Trigonometric identities are fundamental relationships in the world of mathematics that relate the angles and sides of triangles. These identities are especially useful in simplifying expressions and solving equations involving trigonometric functions such as sine, cosine, and tangent.
The tangent function, denoted as \(\tan(\theta)\), is one of the primary trigonometric functions. This function represents the ratio of the opposite side to the adjacent side in a right-angled triangle. Trigonometric identities, like the tangent addition formula, help in finding the values of trigonometric functions for compound angles.
Understanding and memorizing trigonometric identities allows students to transform complex expressions into simpler forms. This is particularly helpful in solving problems where the desired function needs to be expressed using a single variable or simplified significantly.

• Sine, Cosine, and Tangent are core trigonometric functions.
• Identities relate these functions to each other and can simplify complex expressions.
• The Tangent Addition Formula is a specific identity used for altering compound angles.

Angle Sum Identities are formulas that allow us to find the trigonometric function values for sums of two angles. These are invaluable when dealing with expressions involving angles such as \(a + b\).
The most common Angle Sum Identities are for sine, cosine, and tangent functions, enabling the calculation of these functions when given the sum or difference of two angles. The tangent addition formula, for instance, is expressed as \( \tan(a + b) = \frac{\tan a + \tan b}{1 - \tan a \tan b} \).
When you know individual angle values or their trigonometric functions, these identities allow you to find the compound value without memorizing new facts.

• Apply these identities to simplify expressions like \(\tan(45^{\circ}+x)\).
• Essential for overcoming problems involving angle operations.
• Enable conversion into a single argument expression.

Mathematical functions are like machines that take an input, perform a specific operation, and produce an output.

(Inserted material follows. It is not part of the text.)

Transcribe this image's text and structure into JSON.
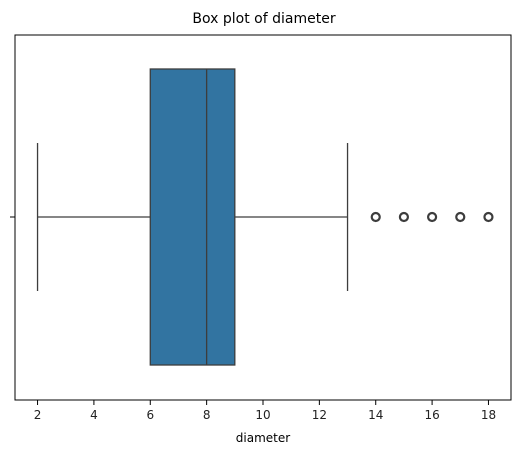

In trigonometry, functions like \(\sin(x)\), \(\cos(x)\), and \(\tan(x)\) process angles to give ratios related to right triangles.
Understanding mathematical functions in trigonometry involves recognizing how these functions perform calculations based on certain rules, such as those provided by trigonometric identities. For example, \(\tan(x)\) is processed using both its definition and identities like the tangent addition formula to find its value for certain inputs.
In the original problem, the use of the tangent addition formula converts the input \(45^{\circ} + x\) into a functional form that can be more easily evaluated or graphically represented.

• Functions take inputs and mathematically transform them.
• Trigonometric functions provide specific angle ratio outputs.
• Conversions lead to simpler solution pathways.